Authors: Mikhail Elizarov

In a frenzy I got up, switched on the light and opened the hatch. I took out the bedpan and pissed like a human being. And I tipped my entire privy into it as well. I couldn’t give a damn what the old women would think when they saw the three-day heap.

I dragged the tray out of the niche and greedily gulped down the soup. The main course was schnitzel with mashed potatoes— I thought I had never tasted anything more delicious in my life. And that was the end of my hunger strike. I put the plates, licked completely clean, back into the dumb waiter. The mechanism’s gear wheels squeaked and the echo of the shaft cruelly distorted the mechanical noise into croaking laughter.

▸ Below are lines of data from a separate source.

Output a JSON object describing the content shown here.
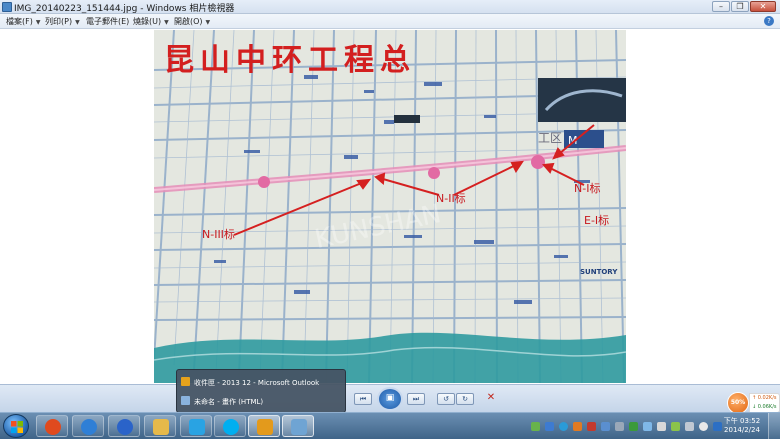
{
  "window": {
    "title": "IMG_20140223_151444.jpg - Windows 相片檢視器",
    "minimize_glyph": "–",
    "restore_glyph": "❐",
    "close_glyph": "✕"
  },
  "menu": {
    "items": [
      {
        "label": "檔案(F)"
      },
      {
        "label": "列印(P)"
      },
      {
        "label": "電子郵件(E)"
      },
      {
        "label": "燒錄(U)"
      },
      {
        "label": "開啟(O)"
      }
    ],
    "help_glyph": "?"
  },
  "photo": {
    "map_title": "昆山中环工程总",
    "labels": {
      "n1": "N-I标",
      "n2": "N-II标",
      "n3": "N-III标",
      "e1": "E-I标",
      "zone": "工区",
      "suntory": "SUNTORY",
      "m_sign": "M"
    },
    "colors": {
      "map_bg": "#dfe3dd",
      "road": "#8ea9c8",
      "main_road": "#e58db7",
      "river": "#2f9aa0",
      "title_red": "#d31f1f",
      "arrow_red": "#d52020",
      "building_blue": "#3c5fa6"
    }
  },
  "controls": {
    "prev_glyph": "⏮",
    "play_glyph": "▣",
    "next_glyph": "⏭",
    "rotate_ccw_glyph": "↺",
    "rotate_cw_glyph": "↻",
    "delete_glyph": "✕"
  },
  "taskbar_popup": {
    "items": [
      {
        "label": "收件匣 - 2013 12 - Microsoft Outlook",
        "icon": "outlook-icon"
      },
      {
        "label": "未命名 - 畫作 (HTML)",
        "icon": "paint-icon"
      }
    ]
  },
  "taskbar": {
    "pinned": [
      {
        "name": "media-player-icon",
        "color": "#e04a1e"
      },
      {
        "name": "internet-explorer-icon",
        "color": "#2f7fd6"
      },
      {
        "name": "sogou-icon",
        "color": "#2a63c9"
      },
      {
        "name": "file-explorer-icon",
        "color": "#e6b94a"
      },
      {
        "name": "qq-icon",
        "color": "#29a3e3"
      },
      {
        "name": "skype-icon",
        "color": "#00aff0"
      },
      {
        "name": "outlook-icon",
        "color": "#e39a1c"
      },
      {
        "name": "photo-viewer-icon",
        "color": "#6fa4d3"
      }
    ],
    "clock": {
      "time": "下午 03:52",
      "date": "2014/2/24"
    }
  },
  "network_widget": {
    "percent": "50%",
    "upload": "↑ 0.02K/s",
    "download": "↓ 0.06K/s"
  }
}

I made my second, and last, attempt a month later. I decided to commit suicide again—this time by slashing my wrists. The “blood” was made of water, ground brick and a portion of strawberry jam. I mixed the ingredients together in a glass.

In the morning I sent a letter and stood in front of the door— my jailers had to see my Roman hara-kiri. I crushed a light bulb under the sole of my shoe, picked up an extremely thin petal of glass off the floor and ran it across my veins (not even a scratch) and turned away quickly. I had filled my mouth in advance with the brick-and-jam ersatz, and I spat it out, then showed my wrists covered in “blood” to the peephole and sat down at the desk to die—with my back to the door. I kept adding small amounts of blood from the glass, so that it flowed off the desk in a thin, convincing trickle. I thought it was a realistic picture.

It took great self-restraint to show the strength gradually draining out of me, to melt way slowly, like a snowman. I laid my cheek on an exercise book and froze. And then the mental count began: one, two, three, four, five… and on up to sixty—a minute. Sixty minutes—an hour. With every hour that passed I persuaded myself to remain patient and be a little more dead… The night passed. The dumb waiter woke up as if nothing had happened. But the old scumbags hadn’t even thought of coming! Even if they had seen through my amusing hunger strike, they had no right to have any doubts about veins! I really had almost died!

The truth was hard. No one was watching me. Or if they were, they couldn’t give a rotten damn for my ignominious dramatic efforts. In a fit of fury I hammered the chair to pieces against
the door, but then I put it back together again. From that day on I knew for certain that if I croaked, the bunker would simply be loaded with a new “grandson”.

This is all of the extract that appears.